Le Piège

(The Plot)

  1. L’Ombre d’Evan Parker

    Jacob Finch Bonner a été l’auteur du roman L’Invention de l’enchantement, mais aucun autre ouvrage de cette envergure n’a suivi. De velléités littéraires en déceptions successives, il a fini par baisser les bras et animer un cours d’écriture dans une université du Vermont. Un jour, l’un de ses étudiants, Evan Parker, l’étourdit avec une histoire stupéfiante : même un écrivain médiocre deviendra célèbre et médiatisé avec un tel récit. Plus tard, Jacob apprend qu’Evan est décédé d’une overdose, aussi profite-t-il de cette opportunité pour s’approprier en secret son scénario et en faire un opus qui devient aussitôt un best-seller. Jusqu’à ce qu’il reçoive un mail qui lui indique qu’il est un voleur…

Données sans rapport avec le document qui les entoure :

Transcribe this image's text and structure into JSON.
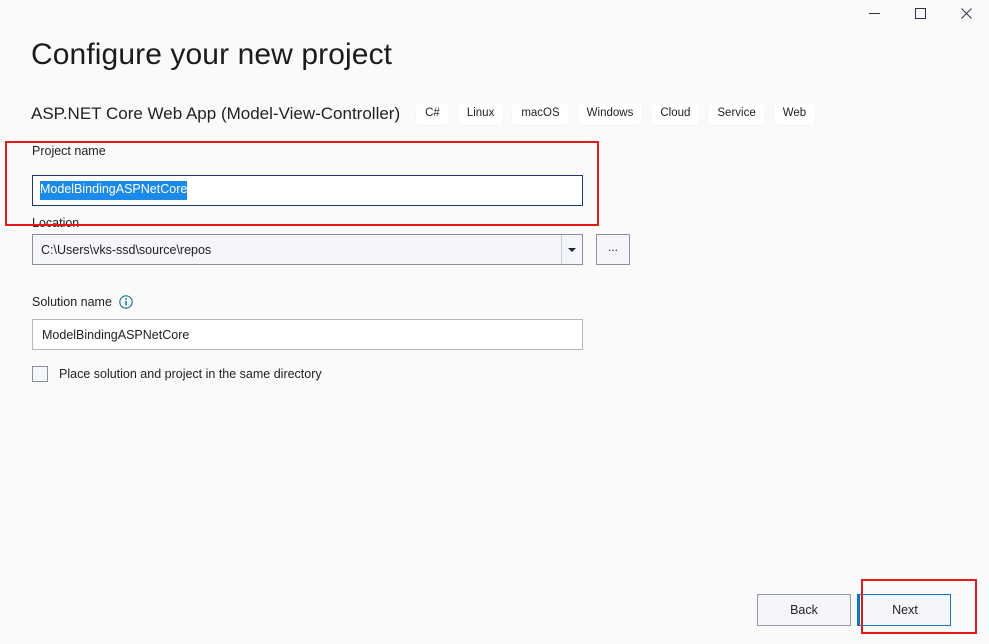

    Jean Hanff Korelitz, après Un Jury sur mesure et Les Impressions, est revenue avec cet ouvrage encensé par Stephen King, rien de moins, et il est vrai que son histoire est immédiatement prenante. On y découvre Jacob – appelez-le Jake – qui a connu une gloire éphémère avec son bouquin mais n’a jamais pu renouveler ce succès tant critique que public. Il a depuis côtoyé les universitaires aigris, les étudiants égocentrés et sans talent, ou encore les apprentis écrivains qui rêvent tous d’écrire le futur jalon de la littérature américaine sans en avoir les capacités. Il n’hésite donc guère longtemps lorsque se présente cette possibilité de revenir sur le devant de la scène, quitte à poser un discret mouchoir sur la morale. Et c’est alors que cet inconnu va commencer à le harceler, tant par mails ou missives que sur les réseaux sociaux, en blâmant avec force ce plagiat éhonté. Qui est ce mystérieux corbeau ? Jean Hanff Korelitz, en écrivaine chevronnée, connaît par cœur les rouages de l’édition, les affres de la page blanche, les mécanismes de l’écriture, les personnalités contradictoires et parfois peu aimables des autres artistes, et elle nous régale avec ces visions convergentes vers l’univers de l’imagination et de la plume, d’un côté comme de l’autre du miroir. Dans le même temps, même si le pitch peut sembler éculé, elle parvient sans le moindre mal à happer l’attention du lecteur sans jamais la lâcher d’un bout à l’autre de son roman. Les rebondissements se multiplient, notamment dans le dernier tiers du livre, avec de très nombreuses surprises à propos de la famille Parker. Quant au final, il est tout bonnement mémorable : la dernière pièce du puzzle vient s’emboîter dans ce casse-tête résolu avec maestria, apportant un ultime moment mémorable à ce récit diabolique.

    Un pur régal de littérature tant blanche que noire, entrecoupé d’extraits de Réplique, l’opus écrit par Jake mais entièrement inspiré par Evan, qui lui-même s’était nourri de vérités embarrassantes. Une très habile mise en abyme.